If you only gather one thing from this article, it is that we should seek understanding not confrontation. Should you understand where the other person is coming from, their experiences and thoughts, you can better come to an agreement, or at least agree to disagree a bit faster and nicer.
In an article published by VOX, and written by Brian Resnick, it is stated you should above all “listen. Your ideological opponents want to feel like they’ve been heard.” The VOX article mostly goes into how to deal with politically divergent individuals from your own views, but the main point remains the same. Should you not listen, actively, to the other side, you will not get anywhere.
Another important note from the VOX article, is that “in talking about their own lives, the voters engage in what psychologists call ‘active processing.’ The idea is that people learn lessons more durably when they come to the conclusion themselves, not when someone” shoves information down the other person’s throats. It is generally unhelpful to just argue your side and state your points, while not hearing out the other person. If your goal is really set on the premise of convincing the other person, then you have to realize you cannot, at least not directly. The goal should be to find common ground in your conversation, and connect where you line up, and use your commonalities and their values as a bridge to your point, making it the obvious choice for the other individual. Generally, we should “…point out our common humanity, which then opens the door to reducing prejudice and changing opinions.”
Perception is also key in any active discussion or debate. “In an article published by TIME and written by Walter Sinnott-Armstrong, it is stated that, “if you yell, ‘Yes,’ and I yell, ‘No,’ then you see me as selfish, and I see you as thoughtless. Neither of us learns anything, so we neither understand nor respect each other, and we have no basis for compromise or cooperation. In contrast, suppose you give a reasonable argument.” A reasonable argument takes into consideration all the points of the other side, while detailing where you are coming from and why your path is the best to walk down.
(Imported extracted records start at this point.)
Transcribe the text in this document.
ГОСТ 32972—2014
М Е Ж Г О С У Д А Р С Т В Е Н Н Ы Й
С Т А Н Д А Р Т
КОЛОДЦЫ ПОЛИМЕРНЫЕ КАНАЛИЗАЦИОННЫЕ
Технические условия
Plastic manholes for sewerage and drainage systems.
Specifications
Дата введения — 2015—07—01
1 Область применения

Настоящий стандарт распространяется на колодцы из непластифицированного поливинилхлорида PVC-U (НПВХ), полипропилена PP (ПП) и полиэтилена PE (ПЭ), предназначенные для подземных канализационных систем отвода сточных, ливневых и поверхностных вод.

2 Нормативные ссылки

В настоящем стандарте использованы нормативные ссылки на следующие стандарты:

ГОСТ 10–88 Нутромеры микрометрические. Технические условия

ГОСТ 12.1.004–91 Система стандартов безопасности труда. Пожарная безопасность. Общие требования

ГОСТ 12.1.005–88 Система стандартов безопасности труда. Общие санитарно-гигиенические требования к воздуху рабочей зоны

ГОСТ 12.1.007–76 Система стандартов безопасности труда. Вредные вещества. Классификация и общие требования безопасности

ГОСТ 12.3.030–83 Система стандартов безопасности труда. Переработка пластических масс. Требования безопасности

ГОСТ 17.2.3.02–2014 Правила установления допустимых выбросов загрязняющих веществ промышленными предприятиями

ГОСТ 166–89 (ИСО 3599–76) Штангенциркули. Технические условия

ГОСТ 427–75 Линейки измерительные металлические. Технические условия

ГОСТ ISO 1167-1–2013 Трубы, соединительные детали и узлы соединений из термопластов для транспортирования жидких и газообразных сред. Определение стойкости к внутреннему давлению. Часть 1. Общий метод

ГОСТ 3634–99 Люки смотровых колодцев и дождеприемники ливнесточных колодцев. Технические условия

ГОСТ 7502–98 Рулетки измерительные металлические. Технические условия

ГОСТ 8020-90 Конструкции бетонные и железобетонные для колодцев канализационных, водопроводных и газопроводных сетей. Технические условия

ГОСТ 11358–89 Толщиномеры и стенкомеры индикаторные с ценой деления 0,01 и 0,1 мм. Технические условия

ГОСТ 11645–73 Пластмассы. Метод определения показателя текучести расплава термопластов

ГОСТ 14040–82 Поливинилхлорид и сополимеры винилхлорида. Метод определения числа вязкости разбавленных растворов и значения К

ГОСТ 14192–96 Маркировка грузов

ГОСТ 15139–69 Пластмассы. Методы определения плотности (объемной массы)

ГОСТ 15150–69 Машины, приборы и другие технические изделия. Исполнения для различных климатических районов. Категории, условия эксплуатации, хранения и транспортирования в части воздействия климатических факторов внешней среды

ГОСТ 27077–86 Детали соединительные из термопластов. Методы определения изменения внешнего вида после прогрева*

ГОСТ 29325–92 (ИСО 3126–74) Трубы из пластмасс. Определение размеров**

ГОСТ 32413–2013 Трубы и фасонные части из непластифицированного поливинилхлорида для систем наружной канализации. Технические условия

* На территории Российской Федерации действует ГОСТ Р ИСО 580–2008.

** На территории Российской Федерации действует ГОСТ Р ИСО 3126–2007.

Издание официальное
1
The opposite of a reasonable argument would be pure yelling, no content, all emotion, like mentioned above with the yelling of “yes” or “no.” Either way, shifting the point in which we combat the argument from is also helpful.
The TIME article continued, “if we readjust our view of arguments — from a verbal fight or tennis game to a reasoned exchange through which we all gain mutual respect and understanding — then we change the very nature of what it means to “win” an argument.” Winning an argument is not having the other person in tears, or you having yelled the loudest. Winning an argument is where everyone wins, where everyone has come to some sort of agreement they can live with.
Should we learn anything, it is that we cannot get all that we want all the time, but we can coexist in a plane of compromise and understanding.